Real estate company Colliers International suggested the government house homeless people in tents and warehouses in an urgent report for the Ministry of Social Development.
Social Housing Minister Paula Bennett first referred to the report in a select committee meeting in June.
"We've been looking at - should we almost pre-purchase in some motels. We've got a report that's just come in yesterday morning - that we are looking at that, if that just gets us through particularly this winter period, and it's something we could do relatively quickly, being in the next two to three weeks," she said at the time.
Checkpoint with John Campbell was denied a copy of the report under the Official Information Act, but it has since been published online.
Colliers had a week to come up with 100 placements in Auckland - half for singles, and the other 50 spots for small families.
They had to be ready within a month, and viable for three to six months.
"The preferred short-term procurement option is to rent rooms using negotiated bulk deals," it read.
"This approach will achieve housing of suitable quality and design, scalability, avoids long-term commitments, and is likely to achieve reasonable value for money."
Colliers' report said most people stayed in emergency housing for 12 weeks - but, ideally, people would be out in six.
"Other options that may be viable, but are not commercially procurable and are already assumed to be exhausted are surplus housing from Housing NZ, housing held by the NZ Defence Force, and charitable offerings from marae and churches."
Other suggestions - including "enhanced tents" and warehouses - were suggested, but rejected by Ms Bennett. Shipping containers were given a "maybe".
Asked for an interview, the minister's office referred RNZ to the Ministry of Social Development, as did Colliers International.
In a statement, the ministry said it had picked Colliers because of its commercial and local knowledge.

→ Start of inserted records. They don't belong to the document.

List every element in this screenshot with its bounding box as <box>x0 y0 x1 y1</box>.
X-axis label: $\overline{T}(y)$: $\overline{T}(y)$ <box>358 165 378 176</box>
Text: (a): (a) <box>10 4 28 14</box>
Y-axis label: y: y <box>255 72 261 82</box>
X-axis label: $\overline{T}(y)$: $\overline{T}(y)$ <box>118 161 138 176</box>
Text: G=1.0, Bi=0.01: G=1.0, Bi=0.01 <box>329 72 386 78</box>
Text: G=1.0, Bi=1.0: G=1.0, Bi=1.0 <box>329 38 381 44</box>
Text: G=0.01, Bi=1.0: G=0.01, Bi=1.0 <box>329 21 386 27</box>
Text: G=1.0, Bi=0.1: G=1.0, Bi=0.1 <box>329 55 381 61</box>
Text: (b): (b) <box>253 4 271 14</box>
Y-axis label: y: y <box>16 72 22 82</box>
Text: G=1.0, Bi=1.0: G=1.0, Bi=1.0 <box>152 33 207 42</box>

"Recognising that the Auckland market had its own challenges and that more could be done to help people with emergency housing needs when providers were full, the ministry looked to work with an organisation which had the commercial expertise to help us identify other options," the ministry's general manager of housing contracts, Kelvin Moffatt, said.
"The resulting report will be used by the ministry in its ongoing policy work."
Salvation Army social policy analyst Alan Johnson said bulk-buying would not work anyway because the accommodation wasn't there to buy.
It did seem like a last-second response, he said.
"It does point, however, to a degree of panic on the government's part.
"All of a sudden winter came up on them, and they had people living in cars, in tents and in shacks, and it's an issue they need an urgent response to, which is disappointing really."
Labour MP Carmel Sepuloni said the report was clearly scrambled together.
"The report was completed on an urgent basis over a short time period - less than one week from the date of instruction.
"Clearly the government are scrambling over the emergency housing issue, and giving an external contractor one week to pull together a report which is incredibly important seems a little bit flippant."
The report's preferred option was bulk-buying motel rooms at a cost of $1.6 million for six months.
Based on 100 placements, that would work out as $16,000 per room.
Act leader David Seymour said that, on paper, the government had done the right thing in seeking private sector expertise to deal with an urgent problem.
But he said the problem was deeper than that.
"Given the housing crisis that's been allowed to emerge, going to motels [for] that surplus capacity is actually a fairly sensible solution," he said.
"Because the government has been so poor at solving the problem over a long period of time, you do end up with solutions that work on a short timeframe such as motels."